In più si prevede la semplificazione del turnover, il demansionamento, il limite ai cumuli stipendiali compresi quelli da prepensionamento, la riduzione del 50% dei permessi, la possibilità di licenziamento per il dirigente privo di incarico oltre un certo periodo di tempo.
Provvedimenti che per il governo “sono già pronti, potrebbero essere inseriti già domani in un decreto legge. Ma noi siamo disposti ad ascoltare. Ascoltiamo tutti, però ci devono portare il discorso sui contenuti”.
 
Il ministro Madia ha poi spiegato che nella riforma si è scelto di mettere solo il tetto apicale agli stipendi. “Il ruolo unico, le fasce e i tetti – ha riferito Madia – è stata una scelta politica non mettere i tetti alle fasce, abbiamo posto un tetto apicale senza intervenire sulle fasce intermedie”.

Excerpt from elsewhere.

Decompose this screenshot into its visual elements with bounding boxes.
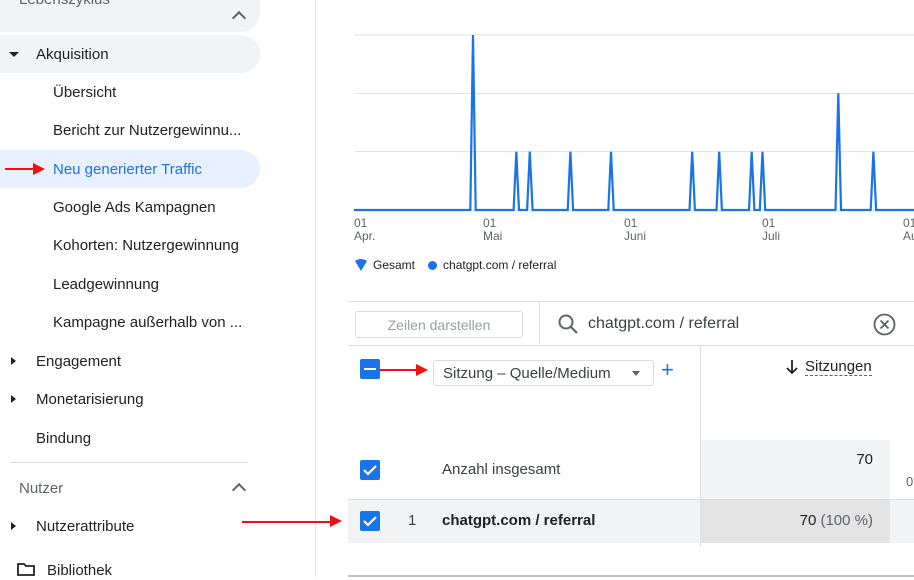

È “molto importante nella riforma della PA – ha aggiunto – unire il ruolo unico al fatto che la carriera sarà portata avanti per incarichi e non per fasce. Questo diventa fondamentale per le retribuzioni, ma anche che la valutazione che verrà fatta durante la carriera”.

La lettera ai dipendenti pubblici. Renzi e Madia hanno anche scritto una lettera aperta ai dipendenti pubblici dall’incipit eloquente: “Vogliamo fare sul serio. Il cambiamento comincia dalle persone”. Nella lettera sono esposti i principali obiettivi della riforma, 44 punti in tutto, in cui si esortano i dipendenti a collaborare con il Governo e a inviare proposte e suggerimenti.